The time and place of the predicted impact agree very well with a number of atmospheric entry observations including those from U.S. government satellites, infrasound signals from at least one ground station, images from the Meteosat 8 weather satellite and a sighting by a KLM airline pilot flying over Chad.

The latest JPL trajectory estimate, which carefully considers all available data, including some measurements not available until after the event, is accurate to within a few kilometers at the time of atmospheric entry.

This dramatic prediction of an actual impact underscored the successful evolution of the Near-Earth Object (NEO) Program's discovery and orbit prediction process. The discovery was made, observations were provided by 26 international observatories, the orbit and impact computations were determined, verified and announced well before the impact, which took place only 20.5 hours after the discovery itself.

While improvements to the impact prediction process still need to be made, the system worked well for the first predicted impact by a near-Earth object.

Circumstances of the Earth impact:

The relative velocity of the 2008 TC3 as it entered the atmosphere was 12. 4 km/s. It was on a shallow, near-grazing impact, arriving from a direction 20.0 degrees above horizontal and from an azimuth of 281.6 degrees, which is nearly west to east.

Based on the measured brightness of the object in space, and assuming typical reflectance properties of near-Earth asteroids, it was estimated to be in the range of 2-5 meters in diameter. This places the kinetic energy at around 1 kiloton of TNT, give or take a factor of two.

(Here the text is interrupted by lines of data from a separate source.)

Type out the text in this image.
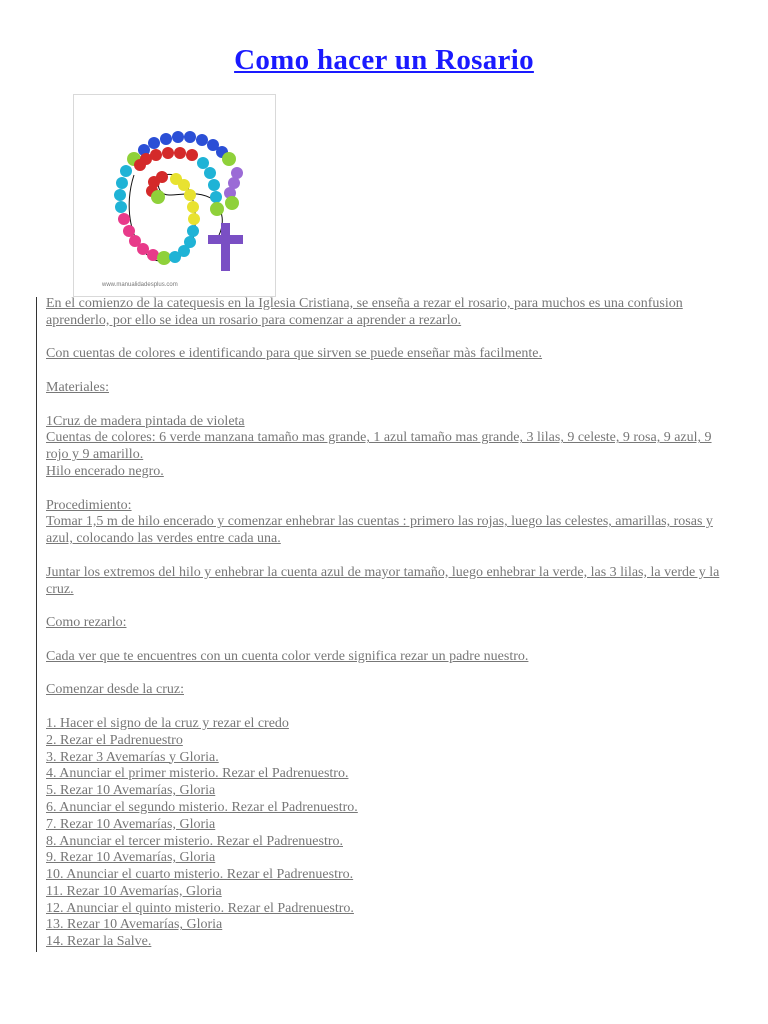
Como hacer un Rosario
www.manualidadesplus.com

En el comienzo de la catequesis en la Iglesia Cristiana, se enseña a rezar el rosario, para muchos es una confusion aprenderlo, por ello se idea un rosario para comenzar a aprender a rezarlo.

Con cuentas de colores e identificando para que sirven se puede enseñar màs facilmente.

Materiales:

1Cruz de madera pintada de violeta
Cuentas de colores: 6 verde manzana tamaño mas grande, 1 azul tamaño mas grande, 3 lilas, 9 celeste, 9 rosa, 9 azul, 9 rojo y 9 amarillo.
Hilo encerado negro.

Procedimiento:
Tomar 1,5 m de hilo encerado y comenzar enhebrar las cuentas : primero las rojas, luego las celestes, amarillas, rosas y azul, colocando las verdes entre cada una.

Juntar los extremos del hilo y enhebrar la cuenta azul de mayor tamaño, luego enhebrar la verde, las 3 lilas, la verde y la cruz.

Como rezarlo:

Cada ver que te encuentres con un cuenta color verde significa rezar un padre nuestro.

Comenzar desde la cruz:

1. Hacer el signo de la cruz y rezar el credo
2. Rezar el Padrenuestro
3. Rezar 3 Avemarías y Gloria.
4. Anunciar el primer misterio. Rezar el Padrenuestro.
5. Rezar 10 Avemarías, Gloria
6. Anunciar el segundo misterio. Rezar el Padrenuestro.
7. Rezar 10 Avemarías, Gloria
8. Anunciar el tercer misterio. Rezar el Padrenuestro.
9. Rezar 10 Avemarías, Gloria
10. Anunciar el cuarto misterio. Rezar el Padrenuestro.
11. Rezar 10 Avemarías, Gloria
12. Anunciar el quinto misterio. Rezar el Padrenuestro.
13. Rezar 10 Avemarías, Gloria
14. Rezar la Salve.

Analyses of detections of the entry by US government satellites and ground-based very low frequency infrasound measurements also suggest a total kinetic energy of about 1 kT (Brown, 2008a,b,c; Johnson, 2008).

Harris (2008) provided information on the object's light curve, which indicates a rapidly tumbling spin state. Marek Kozubal and Ron Dantowitz, two Massachusetts amateur astronomers, observed 2008 TC3 with a fast read out photometer.

They supplied these photometric data to Al Harris who de-trended these data for 3 magnitudes of brightening, and then sent his results to Petr Pravec who ran the light curve analysis and determined the object was in a non-principal axis rotation state (i. e., it was tumbling or wobbling) with the two principal rotation periods being 97 and 49 seconds.